そこに、新しき民の墓を作ることで、自分達の勢力範囲を伸ばそうとマイメロゥのプレイヤーは考えたようです。


夕食も長の家でご馳走になるのですが、新しき民の二人は、その食事に、おや、と思わされます。
味が、まるで自分達の文化圏での食事のよう。
古き民のパリララも同じことを思ったようで、彼女は逆に嫌な顔をします。
やはりこの集落はどこかおかしい。
我々が「北の町に行くつもりだ」と言うと、執拗に「行かない方がいい、行くにしても、日の沈まないうちにまた旅立った方がいい」と忠告してくるのも、益々怪しい。
更に、人目に付かない時にパリララが、集落の少年に「僕も旅に連れて行ってくれ。そう、長を説得してくれ」と頼まれます。
パリララは引き受けるんですが、残念ながらこの試みは失敗して、翌朝やはり、商人を含めた最初の四人だけで旅立ってしまいました。


旅立って今度は、何のトラブルも無く目的の町に到着。
村の人は皆を歓迎してくれます。
古き民の忠告があったのですが、少し相談した後、やはりPC全員、この村で一晩を過ごすことにしました。
但し、今晩は寝ずに町を歩いて警戒する、ということにして。
予想通りその晩、事件が起きます。昨夜泊まった集落の古き民が、町の人間を皆殺しにしたのです。

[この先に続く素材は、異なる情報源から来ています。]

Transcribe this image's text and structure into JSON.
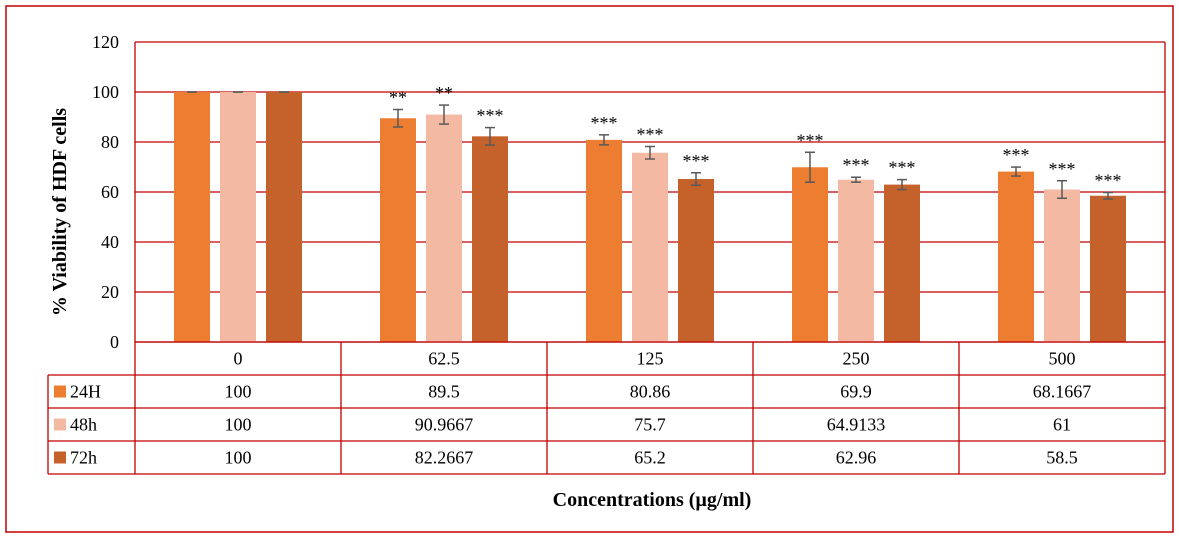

「と、こんな話だ。どうだったかね。何か教訓は得られたかね。正直、わたしは、この話の古き民はどうかと思うんだが……」
そう梟は言い残し、また元の姿を取って飛び去った。
そう、今までの話は、全て梟の話したことで、登場人物だった我々は、実際には話を聞いていた人間だったのです。
変化したダメージや民族値は、そのままでしたが。
梟が話していたのは、商人を護衛しての旅の途中、山賊に襲撃を受ける前の晩でした。


単なる民族対立モチーフのシナリオでない、面白いシナリオでした。


「二周目」で我々は、集落は一体何がおかしかったのか、何故新しき民の町を襲撃したのか、探りました。
結果、狼のカムイに従っているのが悪いだろうと予想しました。
集落の人は狼に従って町を襲ったそうですし、今までもそうして新しき民を襲って物を取ってきたのではないか、と思えたのです。それならば、食事が新しき民の味付けであることも説明できます。


「わたしたちは、貴方方の襲撃は町に知らせないではいられません。そうなれば大きな被害を受ける筈。だから、止めてもらえませんか」との説得に長は、「狼のカムイの命じたことだから」と、聞き入れる様子はありません。
もうここまで悪事を重ねては、死後も不幸が待ち受けているだけ、という諦めがあるようです。
「だったら、狼のカムイを殺します」と言っても、「できるものならやってみればいい」と、本当に投げやり。
結局我々は狼のカムイと戦って、殺しました。


大変に面白いセッション。
『二つ民の物語』で、もう、これ以上の物なんて作れないんじゃないかというくらい、よく出来た面白いシナリオでした。
あ、因みに僕のキャラクターは新しき民のマイメロゥ・マリラーンドです。

*1:エスニシティ……いやなんでも。

*2:アイヌ語でカムイチカップ。